Pixar’s Elio created its alien beings not by gazing into telescopes, but by peering into microscopes.
This reversal of the E.T. story follows a lonely Earth boy (voiced by Yonas Kibreab) who ventures far from home after sending a signal into deep space that is received by the Communiverse, a kind of intergalactic United Nations populated by a menagerie of vibrant creatures. Many of the beings Elio encounters actually do exist on Earth—just in teeny-tiny form.
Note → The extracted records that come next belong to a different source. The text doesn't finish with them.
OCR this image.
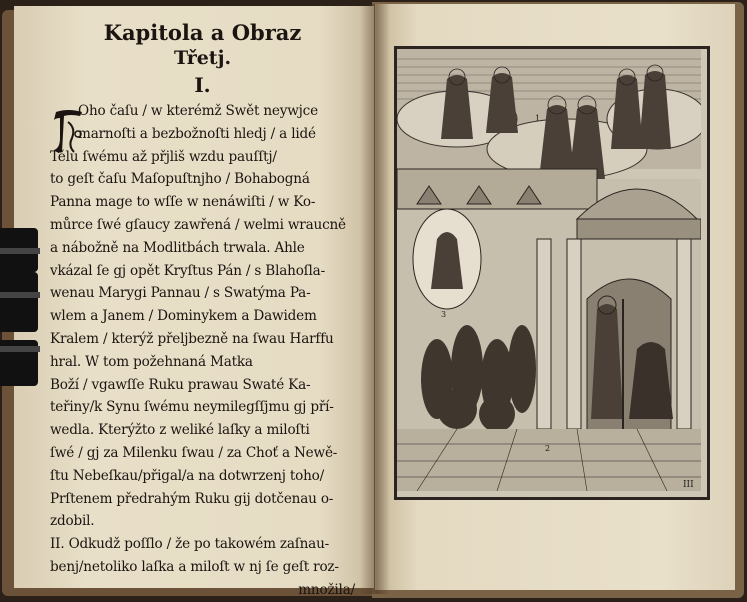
Kapitola a Obraz
Třetj.
I.
Oho čaſu / w kterémž Swět neywjce
marnoſti a bezbožnoſti hledj / a lidé
Tělu ſwému až přjliš wzdu pauſſtj/
to geſt čaſu Maſopuſtnjho / Bohabogná
Panna mage to wſſe w nenáwiſti / w Ko-
můrce ſwé gſaucy zawřená / welmi wraucně
a nábožně na Modlitbách trwala. Ahle
vkázal ſe gj opět Kryſtus Pán / s Blahoſla-
wenau Marygi Pannau / s Swatýma Pa-
wlem a Janem / Dominykem a Dawidem
Kralem / kterýž přeljbezně na ſwau Harffu
hral. W tom požehnaná Matka
Boží / vgawſſe Ruku prawau Swaté Ka-
teřiny/k Synu ſwému neymilegſſjmu gj pří-
wedla. Kterýžto z weliké laſky a miloſti
ſwé / gj za Milenku ſwau / za Choť a Newě-
ſtu Nebeſkau/přigal/a na dotwrzenj toho/
Prſtenem předrahým Ruku gij dotčenau o-
zdobil.
II. Odkudž poſſlo / že po takowém zaſnau-
benj/netoliko laſka a miloſt w nj ſe geſt roz-
množila/
1
3
2
III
Some might be under your fingernails right now. “We were really inspired for the whole world by looking at microphotography,” says production designer Harley Jessup, who won a visual effects Oscar in 1988 for creating the inner workings of Martin Short’s circulatory system in Innerspace.
Decades later, Jessup found himself going small once again to find inspiration for Pixar’s outer space adventure. At this point, audiences have seen basically every iteration of extra-terrestrial, from wispy grays to spiny carnivores and robot invaders. “We were thinking this would help give a feeling of nature that was different from Star Wars aliens, or Star Trek aliens, or Muppets,” Jessup says. “We needed something to hang our hat on.”
That resulted in an array of aliens who were as intriguing as they were unique. “Microscopic bacteria and viruses are very beautiful when you look at them,” Jessup says, walking Vanity Fair through a slideshow of images he and his team of concept artists used as touchstones.
Courtesy of Disney.
Kaleb Rice, a modeler and articulation artist on Elio, said the character design team was “trying to keep them as minimalist and abstract as possible.”
“At first, we were worried about what animation would think about these characters, when many of them don’t have eyes or normal faces or arms,” Jessup added. “But it’s like the Luxo lamp.” That would be the charismatic star of a 1986 short film that Pixar now uses as its logo. “That team can create personality in a rock, basically,” Jessup says.
The makers of Elio literally did that with Ambassador Tegmen (voiced by Army of Thieves’ Matthias Schweighöfer), a teardrop-shaped stone creature. Once again, the infinitesimal served as inspiration, with Tegmen resembling the geometric shapes found in close-up images of sand. “Macro photographs of sand grains are really beautiful. Some of them are like Henry Moore sculptures,” Jessup says. “That scale difference pulls you into an alien world that still is very connected with Earth.”